Remember 2007? The good old days when real estate values in Catawba County were reaching an all time high. Back when getting a loan was painless and everyone qualified for something. Back when you could borrow as much or more money than your home was worth.
In 2011 those that purchased or refinanced property at the peak of the market are faced with a harsh reality. Their property is likely worth less than what they paid for it. Less or little more than what they owe for it.
A glance back at Catawba County’s real state market for single family “stick-built” homes in 2007 shows 1327 sales with a sales volume $232,550,258.00, an average sales price of $175,245.00, a median sales price of $140,900.00, and homes sold after about 129 days on the market.
For comparison the first ten months of 2011 has produced 651 sales with a sales volume of $99,307,284.00, an average sales price of $152,545.00, a median sales price of $122,000.00, and homes sold after about 179 days on the market. Of course there are still two months left this year, but there is no reason to anticipate November and December sales will significantly improve 2011’s numbers.
Based on the number of homes sold during the first ten months of 2011 there is enough existing inventory to supply the demand through most of January in 2013. That’s if none are added.
The the fair market value of the average home in Catawba County has declined about 13% since 2007.

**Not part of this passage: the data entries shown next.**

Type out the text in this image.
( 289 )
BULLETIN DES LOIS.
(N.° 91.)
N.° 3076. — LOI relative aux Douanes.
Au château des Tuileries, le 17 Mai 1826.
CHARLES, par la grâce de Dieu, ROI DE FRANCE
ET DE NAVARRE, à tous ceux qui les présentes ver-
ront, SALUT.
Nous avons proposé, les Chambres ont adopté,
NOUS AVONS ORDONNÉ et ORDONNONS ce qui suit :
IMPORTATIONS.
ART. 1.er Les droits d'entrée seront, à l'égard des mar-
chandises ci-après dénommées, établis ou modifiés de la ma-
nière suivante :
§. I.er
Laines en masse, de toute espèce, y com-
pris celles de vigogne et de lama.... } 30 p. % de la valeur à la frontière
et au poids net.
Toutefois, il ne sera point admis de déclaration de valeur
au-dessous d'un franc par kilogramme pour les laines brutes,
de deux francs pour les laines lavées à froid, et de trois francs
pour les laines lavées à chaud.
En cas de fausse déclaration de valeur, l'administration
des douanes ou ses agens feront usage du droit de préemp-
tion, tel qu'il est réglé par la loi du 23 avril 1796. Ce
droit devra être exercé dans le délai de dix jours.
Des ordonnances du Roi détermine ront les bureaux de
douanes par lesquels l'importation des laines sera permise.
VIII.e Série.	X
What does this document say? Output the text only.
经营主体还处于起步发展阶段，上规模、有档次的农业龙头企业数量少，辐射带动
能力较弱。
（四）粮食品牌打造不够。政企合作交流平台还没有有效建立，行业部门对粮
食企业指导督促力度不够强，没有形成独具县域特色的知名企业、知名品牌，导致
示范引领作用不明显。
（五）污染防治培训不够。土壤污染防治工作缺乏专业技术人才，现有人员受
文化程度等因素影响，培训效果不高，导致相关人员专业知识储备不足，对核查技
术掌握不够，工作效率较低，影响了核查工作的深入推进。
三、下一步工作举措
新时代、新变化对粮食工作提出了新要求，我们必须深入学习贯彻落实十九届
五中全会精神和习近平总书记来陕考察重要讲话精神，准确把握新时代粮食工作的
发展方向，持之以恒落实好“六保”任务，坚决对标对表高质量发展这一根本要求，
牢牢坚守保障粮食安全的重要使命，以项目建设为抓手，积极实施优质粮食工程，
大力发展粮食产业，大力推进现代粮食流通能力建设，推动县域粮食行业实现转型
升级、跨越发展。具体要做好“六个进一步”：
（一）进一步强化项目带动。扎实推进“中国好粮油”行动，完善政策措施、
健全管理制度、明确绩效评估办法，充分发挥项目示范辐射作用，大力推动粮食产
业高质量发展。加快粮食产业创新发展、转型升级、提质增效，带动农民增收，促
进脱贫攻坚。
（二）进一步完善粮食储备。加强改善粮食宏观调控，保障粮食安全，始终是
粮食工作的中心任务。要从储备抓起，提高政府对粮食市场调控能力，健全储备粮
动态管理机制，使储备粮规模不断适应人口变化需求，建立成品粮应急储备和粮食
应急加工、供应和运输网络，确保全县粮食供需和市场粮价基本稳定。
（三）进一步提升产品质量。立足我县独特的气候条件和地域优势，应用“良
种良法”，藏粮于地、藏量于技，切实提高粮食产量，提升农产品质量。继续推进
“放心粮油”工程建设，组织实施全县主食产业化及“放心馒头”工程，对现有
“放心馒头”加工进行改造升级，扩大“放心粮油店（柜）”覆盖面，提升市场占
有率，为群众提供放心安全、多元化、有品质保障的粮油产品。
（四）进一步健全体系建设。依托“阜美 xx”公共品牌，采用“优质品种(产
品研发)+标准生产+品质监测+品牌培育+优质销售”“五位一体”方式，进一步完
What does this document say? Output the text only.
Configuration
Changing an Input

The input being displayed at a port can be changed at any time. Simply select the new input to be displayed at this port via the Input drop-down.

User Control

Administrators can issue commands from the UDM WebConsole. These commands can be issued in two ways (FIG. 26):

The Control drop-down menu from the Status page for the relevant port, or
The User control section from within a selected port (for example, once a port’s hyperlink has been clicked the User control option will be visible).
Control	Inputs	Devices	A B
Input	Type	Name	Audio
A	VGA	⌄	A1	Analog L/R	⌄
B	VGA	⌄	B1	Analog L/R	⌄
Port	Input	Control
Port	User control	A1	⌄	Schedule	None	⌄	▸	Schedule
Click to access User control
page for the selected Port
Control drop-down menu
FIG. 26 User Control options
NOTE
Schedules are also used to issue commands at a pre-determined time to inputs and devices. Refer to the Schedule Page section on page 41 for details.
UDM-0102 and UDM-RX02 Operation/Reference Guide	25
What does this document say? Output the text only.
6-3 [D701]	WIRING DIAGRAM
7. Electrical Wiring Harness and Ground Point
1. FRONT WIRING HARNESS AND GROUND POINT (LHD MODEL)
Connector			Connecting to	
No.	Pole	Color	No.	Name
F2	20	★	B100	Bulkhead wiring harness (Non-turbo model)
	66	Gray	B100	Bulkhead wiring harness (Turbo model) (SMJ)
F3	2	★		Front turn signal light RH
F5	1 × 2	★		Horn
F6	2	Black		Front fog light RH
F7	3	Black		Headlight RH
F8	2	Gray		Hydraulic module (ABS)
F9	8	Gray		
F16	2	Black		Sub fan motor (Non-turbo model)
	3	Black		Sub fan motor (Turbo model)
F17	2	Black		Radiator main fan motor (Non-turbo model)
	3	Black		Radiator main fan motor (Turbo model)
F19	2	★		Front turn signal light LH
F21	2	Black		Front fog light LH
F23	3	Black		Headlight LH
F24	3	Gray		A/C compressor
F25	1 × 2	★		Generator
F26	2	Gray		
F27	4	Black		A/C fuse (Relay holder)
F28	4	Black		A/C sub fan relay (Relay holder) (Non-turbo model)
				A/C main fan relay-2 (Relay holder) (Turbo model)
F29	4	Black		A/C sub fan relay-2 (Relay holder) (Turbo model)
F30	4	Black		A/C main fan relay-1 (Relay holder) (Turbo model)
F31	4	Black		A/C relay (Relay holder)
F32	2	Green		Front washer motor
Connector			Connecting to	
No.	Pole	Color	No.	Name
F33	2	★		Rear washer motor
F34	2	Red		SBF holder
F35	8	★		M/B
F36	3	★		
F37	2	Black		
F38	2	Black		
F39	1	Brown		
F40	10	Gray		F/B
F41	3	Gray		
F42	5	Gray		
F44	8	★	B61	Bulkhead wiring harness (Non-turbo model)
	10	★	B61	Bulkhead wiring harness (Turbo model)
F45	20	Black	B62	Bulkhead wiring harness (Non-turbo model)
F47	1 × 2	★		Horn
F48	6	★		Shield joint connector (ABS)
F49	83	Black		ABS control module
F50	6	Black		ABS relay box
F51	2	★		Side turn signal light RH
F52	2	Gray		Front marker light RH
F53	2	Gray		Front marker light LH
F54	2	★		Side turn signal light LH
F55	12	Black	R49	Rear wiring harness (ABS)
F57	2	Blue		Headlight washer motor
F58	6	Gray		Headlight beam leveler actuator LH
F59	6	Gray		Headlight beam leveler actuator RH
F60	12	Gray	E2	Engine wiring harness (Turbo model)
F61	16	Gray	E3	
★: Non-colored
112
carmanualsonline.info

So what does all this mean?
To buyers this means they are clearly in the driver’s seat. Nonetheless, finding a fair market value won’t be easy. The staggering inventory level suggests most sellers have no immediate need to sell. Others simply can’t afford to sell their property for what its worth. Buyers will continue to face competition from other buyers for the few attractively priced properties.
To sellers it means times are tough. In order to succeed at selling their property they will likely settle for less, some considerably less than what they had hoped for. They face competition from others like them and increasing competition from lenders including banks, credit unions, and government sponsored entities. In 2007 lenders disposing of properties they acquired through the foreclosure process accounted for about 6.31% of Catawba County homes sales. In the first ten months of 2011 the market share for these “bank owned” homes was 17.72%. That might sound bad, but it’s worse in some adjoining counties.
Historically low interest rates favor both buyers and sellers. Whether it’s increasing the purchase power of qualified buyers or providing qualified home owners the opportunity to replace or restructure their existing mortgages, low interest rates make home ownership more affordable. Perhaps one day we will look back at today’s interest rates and realize, those were the good old days.
Data contained herein is from the Multiple Listing Service of Catawba Valley, a wholly owned subsidiary of the Catawba Valley Association of Realtors®. Opinions expressed are solely the opinions of the author and are not the opinions of the Catawba Valley Association of Realtors® or its membership as a whole.